Morador Ilustre

Vindo de ninguém sabe onde, surgiu num domingo pela tarde, um homem já passado dos sessenta anos, na pacata e pequena cidade fria do interior catarinense.

Num lugar onde todos se conhecem, a figura do homem não podia passar em brancas nuvens, sem ser notada.
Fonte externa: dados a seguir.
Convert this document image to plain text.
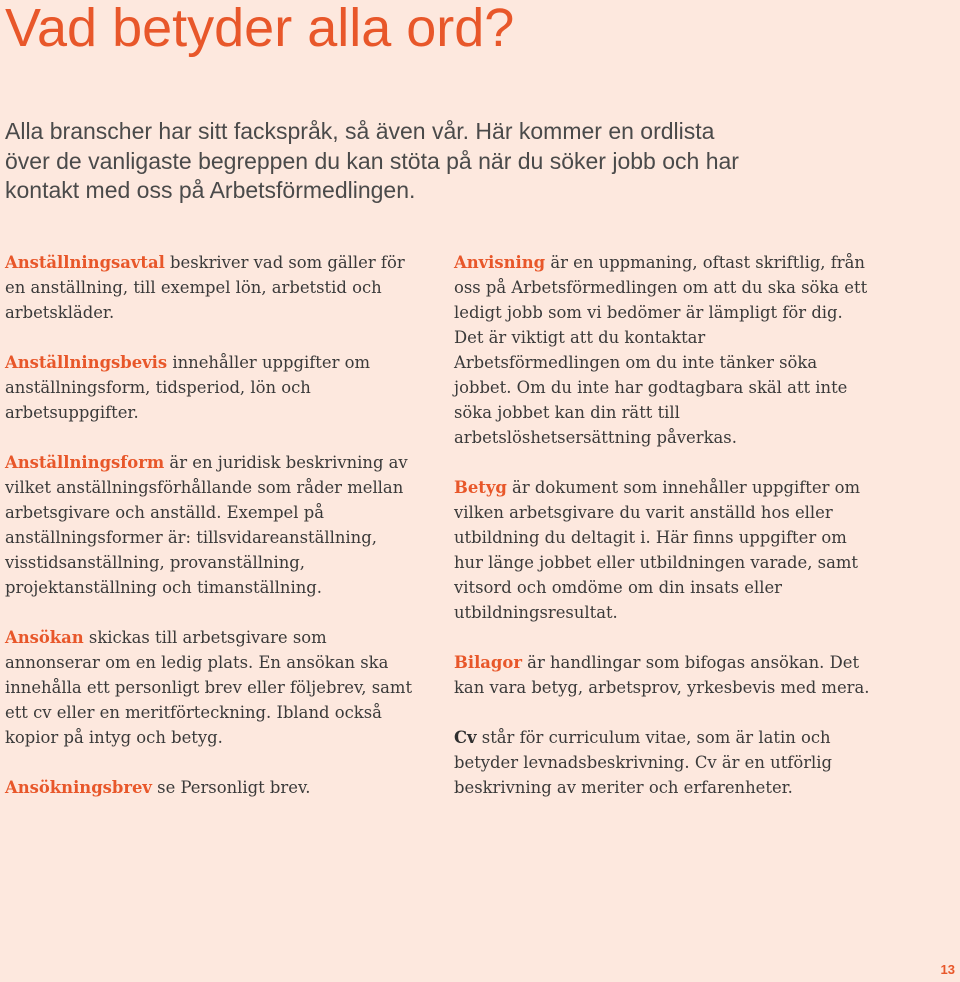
Vad betyder alla ord?

Alla branscher har sitt fackspråk, så även vår. Här kommer en ordlista över de vanligaste begreppen du kan stöta på när du söker jobb och har kontakt med oss på Arbetsförmedlingen.

Anställningsavtal beskriver vad som gäller för en anställning, till exempel lön, arbetstid och arbetskläder.

Anställningsbevis innehåller uppgifter om anställningsform, tidsperiod, lön och arbetsuppgifter.

Anställningsform är en juridisk beskrivning av vilket anställningsförhållande som råder mellan arbetsgivare och anställd. Exempel på anställningsformer är: tillsvidareanställning, visstidsanställning, provanställning, projektanställning och timanställning.

Ansökan skickas till arbetsgivare som annonserar om en ledig plats. En ansökan ska innehålla ett personligt brev eller följebrev, samt ett cv eller en meritförteckning. Ibland också kopior på intyg och betyg.

Ansökningsbrev se Personligt brev.

Anvisning är en uppmaning, oftast skriftlig, från oss på Arbetsförmedlingen om att du ska söka ett ledigt jobb som vi bedömer är lämpligt för dig. Det är viktigt att du kontaktar Arbetsförmedlingen om du inte tänker söka jobbet. Om du inte har godtagbara skäl att inte söka jobbet kan din rätt till arbetslöshetsersättning påverkas.

Betyg är dokument som innehåller uppgifter om vilken arbetsgivare du varit anställd hos eller utbildning du deltagit i. Här finns uppgifter om hur länge jobbet eller utbildningen varade, samt vitsord och omdöme om din insats eller utbildningsresultat.

Bilagor är handlingar som bifogas ansökan. Det kan vara betyg, arbetsprov, yrkesbevis med mera.

Cv står för curriculum vitae, som är latin och betyder levnadsbeskrivning. Cv är en utförlig beskrivning av meriter och erfarenheter.

13
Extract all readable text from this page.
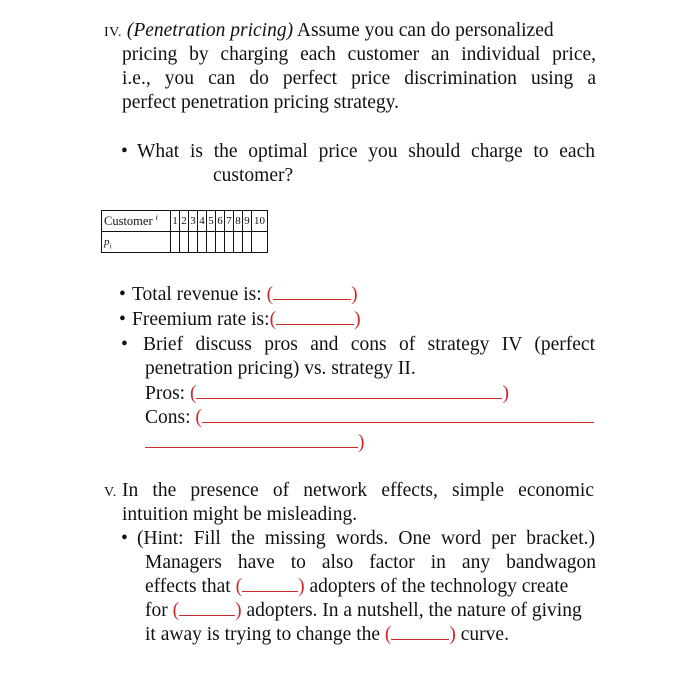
IV. (Penetration pricing) Assume you can do personalized
pricing by charging each customer an individual price,
i.e., you can do perfect price discrimination using a
perfect penetration pricing strategy.
• What is the optimal price you should charge to each
customer?
Customer $^i$	1	2	3	4	5	6	7	8	9	10
$p_i$										
• Total revenue is: (	)
• Freemium rate is:(	)
• Brief discuss pros and cons of strategy IV (perfect
penetration pricing) vs. strategy II.
Pros: (	)
Cons: (
)
V. In the presence of network effects, simple economic
intuition might be misleading.
• (Hint: Fill the missing words. One word per bracket.)
Managers have to also factor in any bandwagon
effects that (	) adopters of the technology create
for (	) adopters. In a nutshell, the nature of giving
it away is trying to change the (	) curve.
Cidade pequena tem seus hábitos e mistérios. Por mais calma que seja, pulsa-lhe no interior um coração que parece indiferente, melhor dizendo, que seus moradores são apáticos, não se interessam muito pelos fatos da vida com o respeito e a necessidade que qualquer ser pensante tem.

Parece, só.

Examinando com um olhar e sentir mais apurado, vamos verificar que os hábitos podem ser diferentes, mas o homem é o mesmo. Em qualquer lugar, seja aqui ou na Conchinchina – hoje o Vietnã.

Geografia à parte, o tipo que chegou à cidade instalou-se numa pequena casa de vila, de um só quarto. Os que queriam saber de pronto todas as informações sobre ele ficaram frustrados. O dono da vila onde o homem havia alugado a casa era um velho ranzinza e tinha fama de não bater bem da cabeça. Certamente não iria dar nenhuma importância às perguntas dos moradores curiosos.

- Tem cara de marinheiro aposentado, olha a japona dele – foi o comentário do dono de um freqüentado bar, metido que nem ele só a desvendar segredos.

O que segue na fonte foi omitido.